Behind the formidable appearance of agaves and the plants formerly grouped with them is a wealth of uses. They have long been and still are used extensively by indigenous peoples throughout North and Central America for food, fiber, and medicine. The roasted, sugar-rich agave hearts have been an important food for numerous Native American groups. Juice from the mature plants is consumed both fresh and fermented. Fermented liquid from the cooked heads is distilled into mescal. Tequila, the best-known variety of mescal, is distilled from one species, Agave tequilana. The tequila agave (mezcal azul) is a significant economic crop in southern Mexico; North Americans alone consume more than a million gallons of tequila a year.

Fiber from the leaves of Agave sisalana is the source of sisal rope, and A. fourcroydes yields henequen fiber. Sisal is a major economic product widely cultivated in Africa, Asia, as well as in the New World; it provides 70 percent of the world's hard, long fiber for ropes, rugs, and bags in recent decades. Numerous native American peoples weave baskets from the fibers of yuccas and nolinas.

The complex chemicals in this family have many uses. Compresses for wounds have been made from macerated agave pulp, and juices from leaves and roots were used in tonics. But beware-sap from many agaves can cause severe dermatitis. The juice of the more virulent agaves has been used as fish poison and arrow poison. Agaves and yuccas are used in Mexico to make soap. Yuccas were once used to provide the foam of root beer and are still used in livestock deodorant. More recently steroid drugs have been synthesized from extracts of several species in the family.

Today these plants are appreciated for their beauty and are widely used to add accents to landscape designs and mark property boundaries all over the world.

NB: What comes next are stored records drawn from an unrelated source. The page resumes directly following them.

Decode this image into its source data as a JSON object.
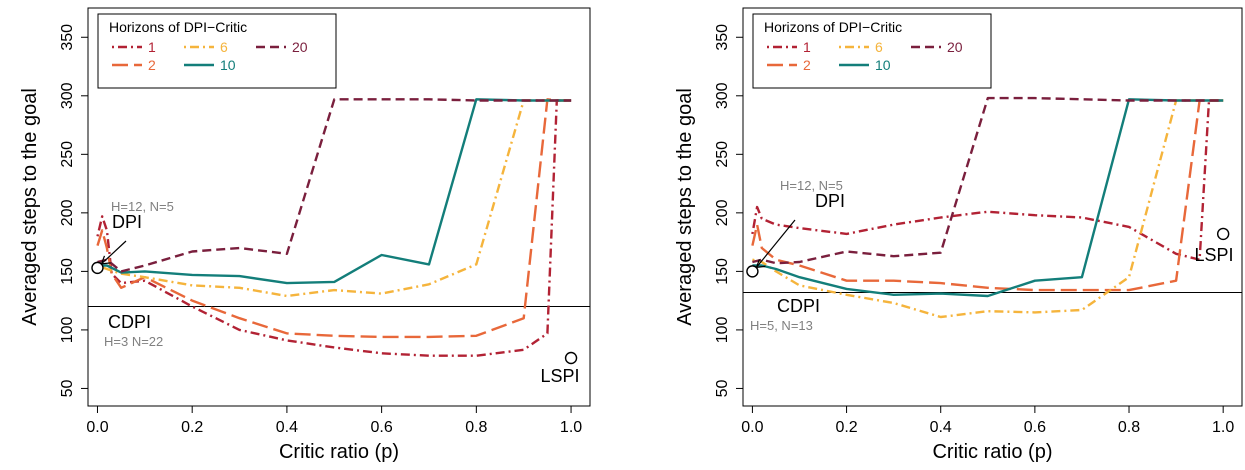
{
  "colors": {
    "1": "#b22234",
    "2": "#e8683a",
    "6": "#f5b43c",
    "10": "#137e7a",
    "20": "#7a1f3d",
    "ref_line": "#000000",
    "annotation_gray": "#808080"
  },
  "chart_data": [
    {
      "type": "line",
      "xlabel": "Critic ratio (p)",
      "ylabel": "Averaged steps to the goal",
      "xlim": [
        -0.02,
        1.04
      ],
      "ylim": [
        35,
        375
      ],
      "xticks": [
        "0.0",
        "0.2",
        "0.4",
        "0.6",
        "0.8",
        "1.0"
      ],
      "yticks": [
        "50",
        "100",
        "150",
        "200",
        "250",
        "300",
        "350"
      ],
      "legend": {
        "title": "Horizons of DPI−Critic",
        "position": "top-left",
        "entries": [
          "1",
          "2",
          "6",
          "10",
          "20"
        ]
      },
      "hline": {
        "y": 120,
        "label": "CDPI",
        "note": "H=3 N=22"
      },
      "annotations": [
        {
          "label": "DPI",
          "note": "H=12, N=5",
          "point": [
            0.0,
            153
          ]
        },
        {
          "label": "LSPI",
          "point": [
            1.0,
            76
          ]
        }
      ],
      "series": [
        {
          "name": "1",
          "style": "dotdash",
          "x": [
            0.0,
            0.01,
            0.02,
            0.03,
            0.05,
            0.1,
            0.2,
            0.3,
            0.4,
            0.5,
            0.6,
            0.7,
            0.8,
            0.9,
            0.95,
            0.97,
            1.0
          ],
          "y": [
            180,
            197,
            185,
            148,
            140,
            142,
            120,
            100,
            91,
            85,
            80,
            78,
            78,
            83,
            97,
            296,
            296
          ]
        },
        {
          "name": "2",
          "style": "longdash",
          "x": [
            0.0,
            0.01,
            0.02,
            0.03,
            0.05,
            0.1,
            0.2,
            0.3,
            0.4,
            0.5,
            0.6,
            0.7,
            0.8,
            0.9,
            0.95,
            0.97,
            1.0
          ],
          "y": [
            172,
            185,
            170,
            148,
            136,
            145,
            125,
            110,
            97,
            95,
            94,
            94,
            95,
            110,
            297,
            296,
            296
          ]
        },
        {
          "name": "6",
          "style": "dotdash",
          "x": [
            0.0,
            0.02,
            0.05,
            0.1,
            0.2,
            0.3,
            0.4,
            0.5,
            0.6,
            0.7,
            0.8,
            0.9,
            1.0
          ],
          "y": [
            155,
            152,
            148,
            145,
            138,
            136,
            129,
            134,
            131,
            139,
            156,
            296,
            296
          ]
        },
        {
          "name": "10",
          "style": "solid",
          "x": [
            0.0,
            0.02,
            0.05,
            0.1,
            0.2,
            0.3,
            0.4,
            0.5,
            0.6,
            0.7,
            0.8,
            0.9,
            1.0
          ],
          "y": [
            155,
            155,
            149,
            150,
            147,
            146,
            140,
            141,
            164,
            156,
            297,
            296,
            296
          ]
        },
        {
          "name": "20",
          "style": "dash",
          "x": [
            0.0,
            0.02,
            0.05,
            0.1,
            0.2,
            0.3,
            0.4,
            0.5,
            0.6,
            0.7,
            0.8,
            0.9,
            1.0
          ],
          "y": [
            158,
            160,
            150,
            155,
            167,
            170,
            165,
            297,
            297,
            297,
            296,
            296,
            296
          ]
        }
      ]
    },
    {
      "type": "line",
      "xlabel": "Critic ratio (p)",
      "ylabel": "Averaged steps to the goal",
      "xlim": [
        -0.02,
        1.04
      ],
      "ylim": [
        35,
        375
      ],
      "xticks": [
        "0.0",
        "0.2",
        "0.4",
        "0.6",
        "0.8",
        "1.0"
      ],
      "yticks": [
        "50",
        "100",
        "150",
        "200",
        "250",
        "300",
        "350"
      ],
      "legend": {
        "title": "Horizons of DPI−Critic",
        "position": "top-left",
        "entries": [
          "1",
          "2",
          "6",
          "10",
          "20"
        ]
      },
      "hline": {
        "y": 132,
        "label": "CDPI",
        "note": "H=5, N=13"
      },
      "annotations": [
        {
          "label": "DPI",
          "note": "H=12, N=5",
          "point": [
            0.0,
            150
          ]
        },
        {
          "label": "LSPI",
          "point": [
            1.0,
            182
          ]
        }
      ],
      "series": [
        {
          "name": "1",
          "style": "dotdash",
          "x": [
            0.0,
            0.01,
            0.02,
            0.05,
            0.1,
            0.2,
            0.3,
            0.4,
            0.5,
            0.6,
            0.7,
            0.8,
            0.9,
            0.95,
            0.97,
            1.0
          ],
          "y": [
            182,
            205,
            195,
            190,
            187,
            182,
            190,
            196,
            201,
            198,
            196,
            188,
            165,
            160,
            296,
            296
          ]
        },
        {
          "name": "2",
          "style": "longdash",
          "x": [
            0.0,
            0.01,
            0.02,
            0.05,
            0.1,
            0.2,
            0.3,
            0.4,
            0.5,
            0.6,
            0.7,
            0.8,
            0.9,
            0.95,
            1.0
          ],
          "y": [
            172,
            190,
            170,
            160,
            155,
            142,
            142,
            140,
            136,
            134,
            134,
            134,
            142,
            296,
            296
          ]
        },
        {
          "name": "6",
          "style": "dotdash",
          "x": [
            0.0,
            0.02,
            0.05,
            0.1,
            0.2,
            0.3,
            0.4,
            0.5,
            0.6,
            0.7,
            0.8,
            0.9,
            1.0
          ],
          "y": [
            160,
            158,
            150,
            138,
            130,
            123,
            111,
            116,
            115,
            117,
            145,
            296,
            296
          ]
        },
        {
          "name": "10",
          "style": "solid",
          "x": [
            0.0,
            0.02,
            0.05,
            0.1,
            0.2,
            0.3,
            0.4,
            0.5,
            0.6,
            0.7,
            0.8,
            0.9,
            1.0
          ],
          "y": [
            155,
            155,
            152,
            145,
            135,
            130,
            131,
            129,
            142,
            145,
            297,
            296,
            296
          ]
        },
        {
          "name": "20",
          "style": "dash",
          "x": [
            0.0,
            0.02,
            0.05,
            0.1,
            0.2,
            0.3,
            0.4,
            0.5,
            0.6,
            0.7,
            0.8,
            0.9,
            1.0
          ],
          "y": [
            158,
            160,
            157,
            158,
            167,
            163,
            166,
            298,
            298,
            297,
            296,
            296,
            296
          ]
        }
      ]
    }
  ]
}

Howard S. Gentry's book Agaves of Continental North America was so popular that it was reprinted in 1992, an unusual event for a botanical monograph.

As originally described by Gentry, Agavaceae consists of 18 genera and a little over 400 species, many of them native to western North America. This family is difficult to define; it has been revised by taxonomists several times in recent years.

Agaves, yuccas, and relatives were once included in the very large lily family Liliaceae. Gentry segregated agaves, yuccas, and other genera into their own family Agavaceae in the 1970s. More recently other botanists have split the old Liliaceae into many more families and removed some genera from Agavaceae, among them Nolina, Dasylirion, Sansevieria, and Dracaena. Whatever their taxonomic status, these are highly useful plants with dramatic forms.